Вот и последняя ступенька – теперь она официально на земле. Бьянка смотрит на пальмы вдалеке, вдыхает воздух полной грудью: он легкий, наполненный энергией, совсем не такой, как дома. Он сладко-соленый, пахнет миндальным молочком, которое она пила в детстве летними вечерами. Бьянка достает из кармана письмо и сжимает его в руке. Ее охватывает безумное, но такое естественное желание делать то, что хочется. Может быть, это и в самом деле сумасшествие – первое в ее жизни, после того как она поставила Себу превыше своих увлечений, но это правильно, дальше она пойдет вслепую, доверившись судьбе, без плана и парашюта. Главное – чтобы не было больно, если вдруг упадет, главное – как можно скорее отыскать дорогу, если потеряется.
Она подходит к первому такси в ряду, открывает заднюю дверцу и садится.
– ¡Bon dia![18] – приветствует таксист лучезарной улыбкой, оценивающе оглядывая ее.
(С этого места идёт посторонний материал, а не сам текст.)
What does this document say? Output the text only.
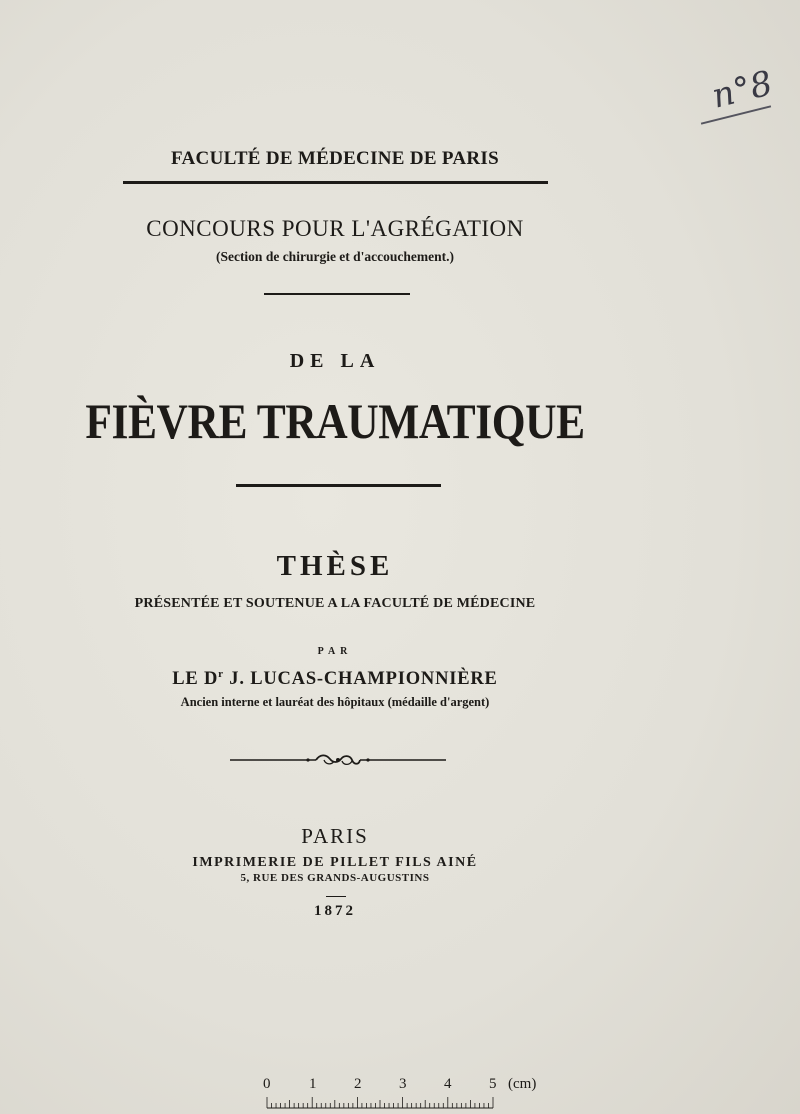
n°8
FACULTÉ DE MÉDECINE DE PARIS
CONCOURS POUR L'AGRÉGATION
(Section de chirurgie et d'accouchement.)
DE LA
FIÈVRE TRAUMATIQUE
THÈSE
PRÉSENTÉE ET SOUTENUE A LA FACULTÉ DE MÉDECINE
PAR
LE $D^r$ J. LUCAS-CHAMPIONNIÈRE
Ancien interne et lauréat des hôpitaux (médaille d'argent)
PARIS
IMPRIMERIE DE PILLET FILS AINÉ
5, RUE DES GRANDS-AUGUSTINS
1872
0	1	2	3	4	5 (cm)
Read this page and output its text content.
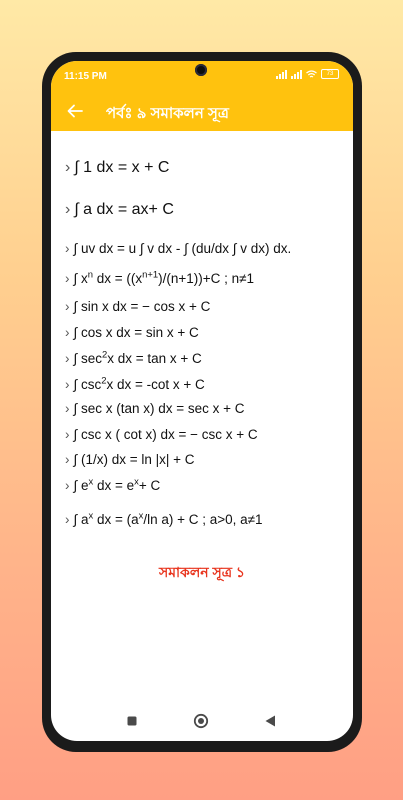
11:15 PM	73
পর্বঃ ৯ সমাকলন সূত্র
› ∫ 1 dx = x + C
› ∫ a dx = ax+ C
› ∫ uv dx = u ∫ v dx - ∫ (du/dx ∫ v dx) dx.
› ∫ $x^n$ dx = $((x^{n+1})/(n+1))+C$ ; n≠1
› ∫ sin x dx = − cos x + C
› ∫ cos x dx = sin x + C
› ∫ $\sec^2x$ dx = tan x + C
› ∫ $\csc^2x$ dx = -cot x + C
› ∫ sec x (tan x) dx = sec x + C
› ∫ csc x ( cot x) dx = − csc x + C
› ∫ (1/x) dx = ln |x| + C
› ∫ $e^x$ dx = $e^x+ C$
› ∫ $a^x$ dx = ($a^x/\ln$ a) + C ; a>0, a≠1
সমাকলন সূত্র ১
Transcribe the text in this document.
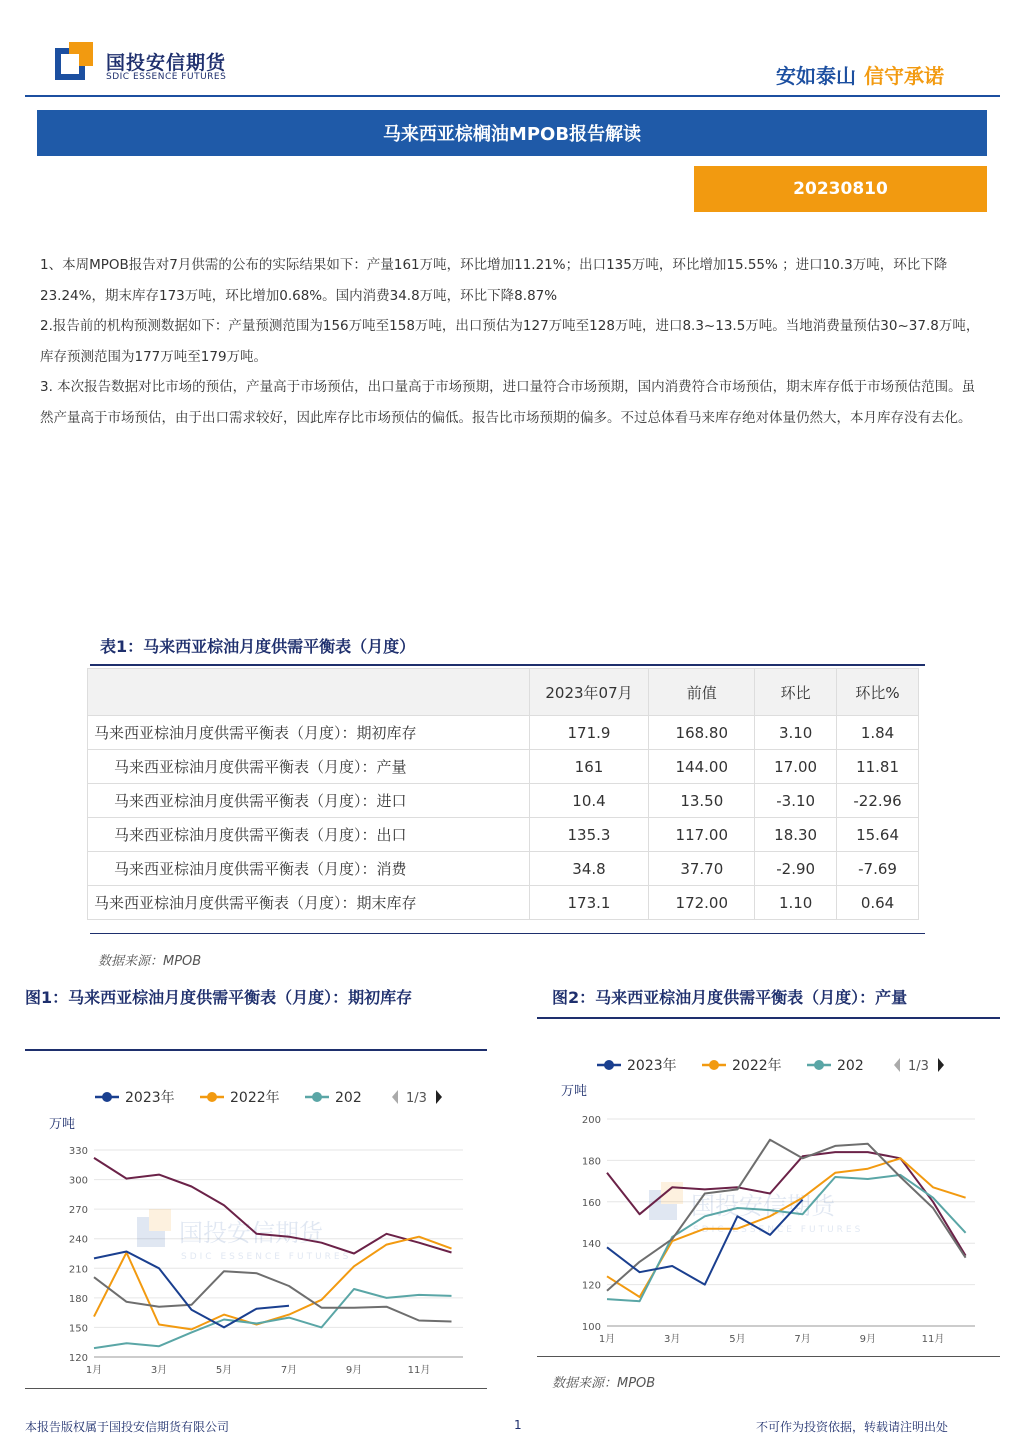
国投安信期货
SDIC ESSENCE FUTURES	安如泰山 信守承诺
马来西亚棕榈油MPOB报告解读
20230810

1、本周MPOB报告对7月供需的公布的实际结果如下：产量161万吨，环比增加11.21%；出口135万吨，环比增加15.55% ；进口10.3万吨，环比下降23.24%，期末库存173万吨，环比增加0.68%。国内消费34.8万吨，环比下降8.87%

2.报告前的机构预测数据如下：产量预测范围为156万吨至158万吨，出口预估为127万吨至128万吨，进口8.3~13.5万吨。当地消费量预估30~37.8万吨，库存预测范围为177万吨至179万吨。

3. 本次报告数据对比市场的预估，产量高于市场预估，出口量高于市场预期，进口量符合市场预期，国内消费符合市场预估，期末库存低于市场预估范围。虽然产量高于市场预估，由于出口需求较好，因此库存比市场预估的偏低。报告比市场预期的偏多。不过总体看马来库存绝对体量仍然大，本月库存没有去化。

表1：马来西亚棕油月度供需平衡表（月度）
	2023年07月	前值	环比	环比%
马来西亚棕油月度供需平衡表（月度）：期初库存	171.9	168.80	3.10	1.84
马来西亚棕油月度供需平衡表（月度）：产量	161	144.00	17.00	11.81
马来西亚棕油月度供需平衡表（月度）：进口	10.4	13.50	-3.10	-22.96
马来西亚棕油月度供需平衡表（月度）：出口	135.3	117.00	18.30	15.64
马来西亚棕油月度供需平衡表（月度）：消费	34.8	37.70	-2.90	-7.69
马来西亚棕油月度供需平衡表（月度）：期末库存	173.1	172.00	1.10	0.64
数据来源：MPOB
图1：马来西亚棕油月度供需平衡表（月度）：期初库存	图2：马来西亚棕油月度供需平衡表（月度）：产量
2023年	2022年	202	1/3
万吨
120
150
180
210
240
270
300
330
1月	3月	5月	7月	9月	11月
国投安信期货
SDIC ESSENCE FUTURES
2023年	2022年	202	1/3
万吨
100
120
140
160
180
200
1月	3月	5月	7月	9月	11月
国投安信期货
SDIC ESSENCE FUTURES
数据来源：MPOB
本报告版权属于国投安信期货有限公司	1	不可作为投资依据，转载请注明出处
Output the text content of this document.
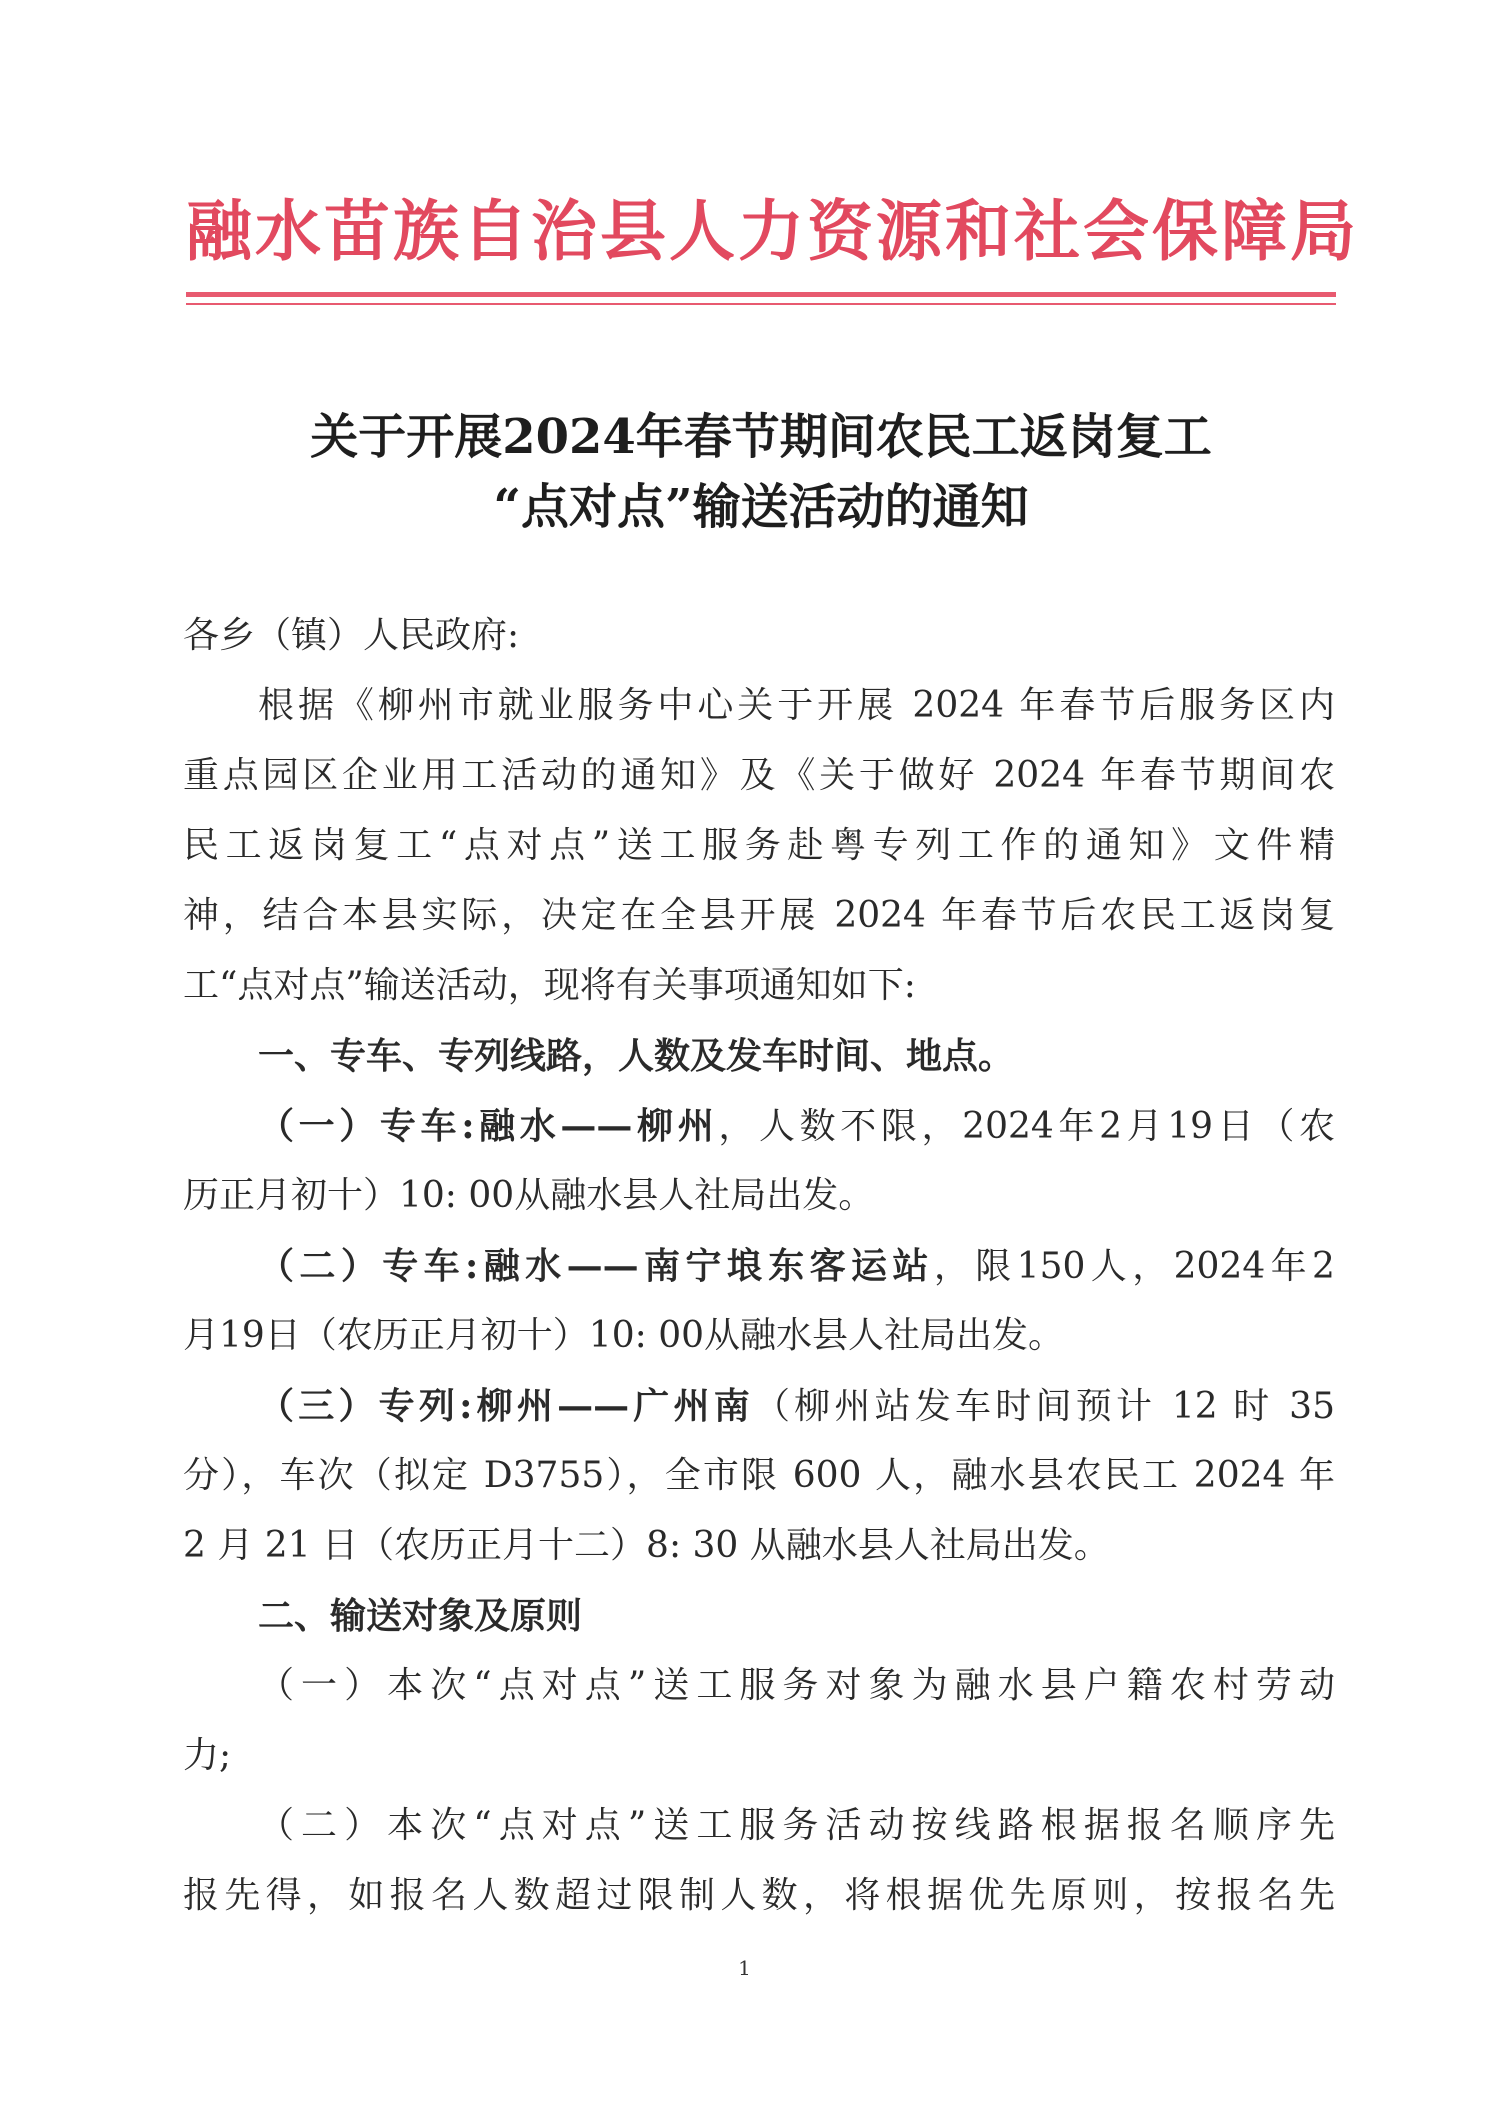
融水苗族自治县人力资源和社会保障局
关于开展2024年春节期间农民工返岗复工
“点对点”输送活动的通知
各乡（镇）人民政府:
根据《柳州市就业服务中心关于开展 2024 年春节后服务区内
重点园区企业用工活动的通知》及《关于做好 2024 年春节期间农
民工返岗复工“点对点”送工服务赴粤专列工作的通知》文件精
神，结合本县实际，决定在全县开展 2024 年春节后农民工返岗复
工“点对点”输送活动，现将有关事项通知如下:
一、专车、专列线路，人数及发车时间、地点。
（一）专车:融水——柳州，人数不限，2024年2月19日（农
历正月初十）10: 00从融水县人社局出发。
（二）专车:融水——南宁埌东客运站，限150人，2024年2
月19日（农历正月初十）10: 00从融水县人社局出发。
（三）专列:柳州——广州南（柳州站发车时间预计 12 时 35
分），车次（拟定 D3755），全市限 600 人，融水县农民工 2024 年
2 月 21 日（农历正月十二）8: 30 从融水县人社局出发。
二、输送对象及原则
（一）本次“点对点”送工服务对象为融水县户籍农村劳动
力;
（二）本次“点对点”送工服务活动按线路根据报名顺序先
报先得，如报名人数超过限制人数，将根据优先原则，按报名先
1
– ¡Buenos días! – робко отвечает Бьянка. – Tengo que ir aquí[19]… – Она протягивает таксисту конверт с написанным на нем адресом: Каррер де Са Трона, 2, Сан Хосе де са Талайя. Она понятия не имеет, далеко ли это, не знает даже, существует ли еще этот адрес.
– Vale[20], – согласно кивает таксист.
18
Добрый день (исп.).
19
Добрый день. Мне нужно сюда… (исп.)
20
Ладно (исп.).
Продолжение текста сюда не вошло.